The EncrypGen Gene-Chain is a blockchain-based network that allows users to scan, exchange, store, purchase, and sell genetic information. The organization safeguards its users’ privacy by allowing only other participants to buy genetic information through secure, traceable DNA tokens. Member firms will use the genetic information to advance the industry by expanding their genetic expertise.

Blockchain application: The company’s blockchain technology facilitates the search for, sharing, storing, and purchasing of genetic details.

Real-world application: EncrypGen aims to extend its consumer profile to include self-reported medical and behavioral data. According to Dr. David Koepsell, co-founder and CEO, the company is currently focused on implementing a blockchain payment and auditing framework and developing alliances with testing firms and analytics app developers.

Doc.ai 

Industry: Medical software, AI, and Blockchain.
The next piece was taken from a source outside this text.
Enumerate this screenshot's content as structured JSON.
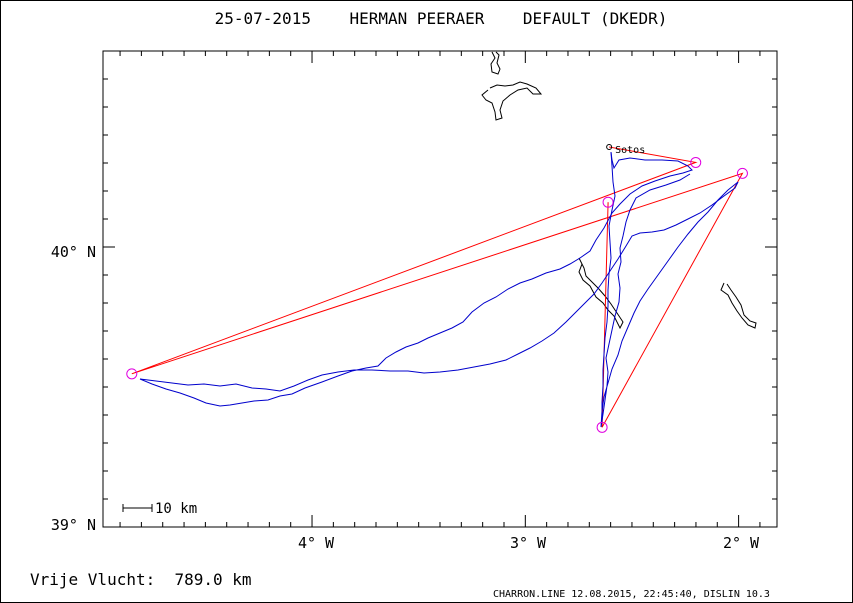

Doc.ai uses Artificial Intelligence to decentralize medication on the Blockchain. Users sign up for the company’s portal to exchange their medical and genomic data with a group of scientists who use the data in predictive modeling. Doc.ai does not store any patient records. To maintain confidentiality and anonymity, data is wiped out after being uploaded and encrypted on a blockchain.

Blockchain application: The company’s blockchain application uses machine intelligence (AI) to decentralize medical data.

Real-world application: The organization also collaborated with health insurer Anthem to investigate the use of artificial intelligence in forecasting the frequency of allergic reactions.

Conclusion

According to a Bisresearch survey, blockchain adoption in the healthcare sector could save up to $100 billion per year by 2025. Tokenization will remove avoidable third-party clients, counterfeit prescription drugs, and malicious malware will propel the market toward full compliance and openness, potentially saving costs for both patients and healthcare providers.

Although it may be argued that digitizing and transferring health information in blocks is time-consuming, the speedy implementation of Blockchain in several sectors is eventually catching up with the healthcare industry. Without a doubt, both the healthcare provider and the patient stand to benefit the most from this movement.

This article is also published on LinkedIn and medium.